Breaking: Russian President Vladimir Putin has just announced that a ceasefire in eastern Ukraine will begin on 15 February.
Ukrainian President Petro Poroshenko has criticised Russia’s demands as “unacceptable” as peace talks for the conflict in Ukraine continue in Belarus. Leaders from Ukraine, Russia, France and Germany have been engaged in marathon overnight talks in an attempt to reach a lasting ceasefire for a conflict that has led to the deaths of thousands. With an agreement yet to be reached, President Poroshenko has been critical of the conditions sought by Russia in a deal. Current goals remain the establishment of a ceasefire and a demilitarised zone in eastern Ukraine, as well as the withdrawal of heavy weapons. The International Monetary Fund has also offered a £10.5 billion funding package to aid Ukraine’s struggling economy. Russia stands accused of supplying troops and arms to pro-Russian separatists in the country, a claim it denies. Separatist leaders have asked for the demilitarised zone to reflect their recent advances in eastern Ukraine. The atmosphere of the talks has been tense, though observers have noted that progress will hinge on Russia’s demands. The main priority, however, remains the reaching of a ceasefire.
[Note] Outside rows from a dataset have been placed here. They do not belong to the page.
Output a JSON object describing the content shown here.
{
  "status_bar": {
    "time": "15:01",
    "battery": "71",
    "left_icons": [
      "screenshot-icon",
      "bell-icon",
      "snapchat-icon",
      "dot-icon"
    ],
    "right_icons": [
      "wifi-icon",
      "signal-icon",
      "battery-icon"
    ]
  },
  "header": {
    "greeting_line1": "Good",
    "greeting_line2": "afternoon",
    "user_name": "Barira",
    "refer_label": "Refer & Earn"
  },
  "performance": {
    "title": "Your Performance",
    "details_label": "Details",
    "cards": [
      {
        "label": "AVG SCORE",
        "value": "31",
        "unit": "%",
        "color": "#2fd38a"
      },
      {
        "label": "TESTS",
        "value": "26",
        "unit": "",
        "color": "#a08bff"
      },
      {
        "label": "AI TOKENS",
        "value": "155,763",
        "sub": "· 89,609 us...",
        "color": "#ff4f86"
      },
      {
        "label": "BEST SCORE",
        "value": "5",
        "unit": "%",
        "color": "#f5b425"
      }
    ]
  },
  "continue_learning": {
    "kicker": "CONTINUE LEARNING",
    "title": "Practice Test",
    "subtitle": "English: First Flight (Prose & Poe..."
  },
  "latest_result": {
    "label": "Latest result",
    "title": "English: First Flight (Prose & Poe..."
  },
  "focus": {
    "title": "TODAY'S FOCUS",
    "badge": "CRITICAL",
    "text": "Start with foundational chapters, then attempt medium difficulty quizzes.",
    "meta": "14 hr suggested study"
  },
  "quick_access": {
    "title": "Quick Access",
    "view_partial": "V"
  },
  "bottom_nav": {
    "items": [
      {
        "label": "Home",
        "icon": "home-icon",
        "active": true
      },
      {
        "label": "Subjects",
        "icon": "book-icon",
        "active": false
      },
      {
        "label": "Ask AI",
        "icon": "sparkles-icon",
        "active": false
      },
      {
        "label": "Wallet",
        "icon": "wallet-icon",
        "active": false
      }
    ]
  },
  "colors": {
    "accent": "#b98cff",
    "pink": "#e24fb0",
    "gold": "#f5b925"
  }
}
HM Revenue and Customs (HMRC) is to widen its investigation into the Swiss accounts of HSBC customers over the continuing scandal of tax avoidance in HSBC’s Swiss arm. In parliament on Wednesday, Labour Party Leader Ed Miliband launched a harsh attack against Prime Minister David Cameron over the government’s handling of tax avoidance allegations. Cameron particularly came under fire for giving a trade ministerial position to former HSBC boss Lord Stephen Green in 2011, several months after the allegations of collusion in tax avoidance first came to light. Several Conservative Party donors have also been embroiled in the scandal for holding Swiss HSBC accounts. HMRC have announced they are to meet with the serious fraud office later this week, in what is being seen as a serious escalation in the investigation. HMRC had earlier been accused of failing to adequately deal with the issue.
Shares in Chinese search engine giant Baidu have dropped by nearly 10 percent, after newly released figures showed a lower than expected quarterly revenue. Revenue for the current quarter was also forecast to be lower than analysts’ expectations. The drop in revenue has been attributed to the switching of users from computer to mobile platforms, with less advertising space available on mobile devices. Search revenue from mobile devices surpassed that of computers for the first time in December, Baidu Chief Executive Robin Li announced on Wednesday. Increased monetisation of mobile searching is now anticipated in 2015. Competition between China’s technology giants remains stiff, with firms such as Baidu, Tencent and Alibaba engaging in a digital arms race for innovation and market advantage.
The Papers
Continuing developments in the HSBC tax avoidance scandal make the headlines in several papers today. The Guardian leads with the story for a fourth consecutive day, writing that in parliament on Wednesday the Prime Minister was asked four times “about tax evasion and the chief he made minister”, and “evaded the answer” in each case. Former HSBC boss Lord Stephen Green had been made a trade minister by the government in 2011. Labour Party Leader Ed Miliband clashed with the Prime Minister over the issue, with The Financial Times leading with news that Miliband is seeking “to entangle Tory donors” in the row. HM Revenue and Customs (HMRC) is to look at “widening” its inquiry into HSBC, the paper reports. The Daily Telegraph leads with news of Miliband’s singling out of Conservative Party donor Lord Fink for his tax affairs, with Lord Fink replying that he would “sue over Miliband’s ‘dodgy’ slur” if Miliband were to repeat his comments outside of parliament. Comments made in the Commons are protected by law. The Independent reports that the head of HMRC is “unrepentant over evasion scandal” in its headline, and has defended the “lack of prosecutions relating to HSBC Swiss accounts”. One out of 150 serious cases of tax avoidance in the scandal led to a conviction in Britain, the paper reports, described by HMRC Chief Lin Homer as a ‘good job’. In other news, The Times reports that the Conservative Party is considering a “housing ‘giveaway’ for workers”, where low-paid workers who come off benefits would be rewarded with a council house by authorities. Those coming off benefits would be eligible after one year of work.
British Media on China
On President Xi’s planned visit to the United States: with President Xi Jinping’s visit to the US formally confirmed on Wednesday, The Guardian offered an analysis piece into what the visit might potentially entail. The paper’s Jonathan Kainan notes that the visit will be “’more symbolic than substantive’”, suggesting that the agenda for the talks is “too sprawling to accomplish much”. Such an agenda “suggests that neither side has settled on it priorities”.